BMJ 2007; 335 doi: https://doi.org/10.1136/bmj.39261.466331.B7 (Published 05 July 2007) Cite this as: BMJ 2007;335:52
  1. H E Lotery, locum consultant1,
  2. E M Spolton, general practitioner2,
  3. L J Cook, consultant3
  1. 1Southampton dermatology centre, Royal South Hants Hospital, Southampton SO14 0YG
  2. 2Somers Town Health Centre, Southsea PO5 4NJ
  3. 3Portsmouth dermatology centre, St Mary's Hospital, Portsmouth PO3 6AD
  1. H E Lotery hlotery{at}doctors.org.uk

    A 72 year old man who had recently returned from Zimbabwe presented with an asymptomatic boil on his buttock. Upon gentle probing of the white top of the lesion, a single larva emerged.
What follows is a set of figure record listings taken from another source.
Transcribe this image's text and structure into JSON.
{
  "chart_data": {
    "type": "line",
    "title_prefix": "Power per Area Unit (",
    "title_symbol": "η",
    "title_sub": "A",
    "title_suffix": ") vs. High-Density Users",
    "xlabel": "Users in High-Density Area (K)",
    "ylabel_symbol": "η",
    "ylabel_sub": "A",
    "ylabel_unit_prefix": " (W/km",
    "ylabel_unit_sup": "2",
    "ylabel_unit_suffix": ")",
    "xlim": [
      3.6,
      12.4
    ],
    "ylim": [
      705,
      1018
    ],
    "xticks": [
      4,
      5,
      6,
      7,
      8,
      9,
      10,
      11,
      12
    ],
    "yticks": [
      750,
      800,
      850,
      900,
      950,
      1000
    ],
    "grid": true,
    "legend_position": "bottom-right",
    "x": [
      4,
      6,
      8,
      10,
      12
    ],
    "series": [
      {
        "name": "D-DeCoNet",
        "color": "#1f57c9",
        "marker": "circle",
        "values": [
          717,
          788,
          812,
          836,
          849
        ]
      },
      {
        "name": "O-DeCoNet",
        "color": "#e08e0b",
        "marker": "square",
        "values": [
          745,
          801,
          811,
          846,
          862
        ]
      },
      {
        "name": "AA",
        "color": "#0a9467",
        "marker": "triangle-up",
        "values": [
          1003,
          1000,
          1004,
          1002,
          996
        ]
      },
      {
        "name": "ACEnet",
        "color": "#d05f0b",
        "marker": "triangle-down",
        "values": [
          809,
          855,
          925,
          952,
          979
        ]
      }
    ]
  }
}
This condition is cutaneous myiasis, where the skin is infested with the larva of a fly. In southern Africa the most common cause is the tumbu fly, Cordylobia anthropophaga. The flies lay their eggs on laundry drying outdoors. When the clothes are worn, the larvae hatch and burrow into the skin. Local people iron their clothes at high temperatures to kill the eggs and reduce the risk of infestation.